Tuesday, April 27, 2010

Willing to be Awesome

So it turns out, your willpower is finite. You need to budget that shit.

But in my quest to be the embodiment of awesome, I need to throw around willpower like I'm Pacman Jones at your favorite gentleman's club.

And so the dilemma steps into the light: How to reconcile my limited ability to make good decisions with my need to always opt for the best option? What is a fledgling entrepreneur and self-development obsessed individual to do?

I think I've got an answer: Put that shit on autopilot.

By this I mean, enslave yourself to good habits, of course. The beauty of habits, are that they are automatic behaviours. They are something of a heroin-addicted, Ukranian whore to put in their place, but once established they will perform dutifully without you having to do much more than flex your pimp hand.

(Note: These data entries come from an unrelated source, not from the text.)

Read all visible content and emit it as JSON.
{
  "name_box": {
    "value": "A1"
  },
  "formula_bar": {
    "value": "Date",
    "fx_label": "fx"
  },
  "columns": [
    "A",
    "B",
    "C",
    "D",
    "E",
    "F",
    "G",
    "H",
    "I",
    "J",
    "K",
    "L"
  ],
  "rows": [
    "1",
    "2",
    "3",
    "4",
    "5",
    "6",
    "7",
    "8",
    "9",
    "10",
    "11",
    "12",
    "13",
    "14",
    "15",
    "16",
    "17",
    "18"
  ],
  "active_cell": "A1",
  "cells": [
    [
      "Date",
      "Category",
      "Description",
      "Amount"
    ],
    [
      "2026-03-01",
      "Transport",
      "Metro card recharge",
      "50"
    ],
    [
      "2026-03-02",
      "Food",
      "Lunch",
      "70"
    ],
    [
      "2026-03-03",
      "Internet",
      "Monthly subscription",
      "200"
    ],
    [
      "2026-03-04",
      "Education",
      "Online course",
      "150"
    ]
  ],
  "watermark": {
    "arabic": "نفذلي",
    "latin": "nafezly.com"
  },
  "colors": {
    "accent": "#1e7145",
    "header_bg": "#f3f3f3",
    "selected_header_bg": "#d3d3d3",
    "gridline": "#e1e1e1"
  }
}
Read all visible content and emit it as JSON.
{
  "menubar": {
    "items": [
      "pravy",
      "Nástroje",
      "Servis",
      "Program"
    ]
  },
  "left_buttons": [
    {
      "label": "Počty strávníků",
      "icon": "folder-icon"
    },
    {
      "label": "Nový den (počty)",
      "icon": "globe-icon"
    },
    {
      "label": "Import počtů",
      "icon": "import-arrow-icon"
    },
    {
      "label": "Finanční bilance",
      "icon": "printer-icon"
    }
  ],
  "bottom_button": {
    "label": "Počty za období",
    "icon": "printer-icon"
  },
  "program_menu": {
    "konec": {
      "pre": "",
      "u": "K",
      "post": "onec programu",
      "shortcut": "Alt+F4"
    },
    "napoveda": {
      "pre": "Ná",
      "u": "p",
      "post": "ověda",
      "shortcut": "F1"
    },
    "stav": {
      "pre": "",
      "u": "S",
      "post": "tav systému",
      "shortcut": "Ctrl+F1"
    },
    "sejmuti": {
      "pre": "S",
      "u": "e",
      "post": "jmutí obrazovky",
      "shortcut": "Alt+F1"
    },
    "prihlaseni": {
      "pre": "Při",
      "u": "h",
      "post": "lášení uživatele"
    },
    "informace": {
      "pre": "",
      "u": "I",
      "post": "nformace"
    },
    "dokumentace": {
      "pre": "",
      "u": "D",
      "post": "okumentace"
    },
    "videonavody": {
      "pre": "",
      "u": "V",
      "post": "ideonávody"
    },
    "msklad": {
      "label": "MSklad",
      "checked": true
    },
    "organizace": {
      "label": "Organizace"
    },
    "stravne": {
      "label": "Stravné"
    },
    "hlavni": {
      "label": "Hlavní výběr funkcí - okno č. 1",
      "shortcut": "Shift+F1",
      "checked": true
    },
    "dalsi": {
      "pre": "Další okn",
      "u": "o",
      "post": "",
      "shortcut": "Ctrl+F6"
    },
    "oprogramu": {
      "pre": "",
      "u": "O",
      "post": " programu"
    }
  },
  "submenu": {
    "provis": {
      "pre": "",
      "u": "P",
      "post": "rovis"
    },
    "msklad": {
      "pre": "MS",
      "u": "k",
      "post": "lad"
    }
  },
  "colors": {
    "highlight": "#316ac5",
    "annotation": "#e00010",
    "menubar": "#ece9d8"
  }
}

It's not quite that easy though. You really need to look at your behaviours. You need to remind yourself of your goals when you are at the decision making point. You need to deconstruct your goal and focus on small aspects of it. Declaring to lose weight, or get in shape, for example, is too ambiguous. Take a month to put a specific habit in place. Replace your morning donut with an apple. Do this every day until it becomes the natural thing to do; until it becomes easy; until you don't need to exert any willpower to opt for the apple. At this point, you can focus on running every morning, or swimming four times a week.

It's unrealistic to think you can wake up to a changed life. You need to make the change happen by making the right decisions. The right decisions are hard, and require tackling very specific behaviours one at a time. It's not glamorous, it's not fast, but it works and is sustainable over the long term. It always seems to come back to incremental improvement as the best way forward.

AFTERTHOUGHT: Maybe this begins to explain why a teenaged @jiashwu eventually caved to peer-pressure, after a valiant attempt at being responsible. Sorry to drag you down, old pal.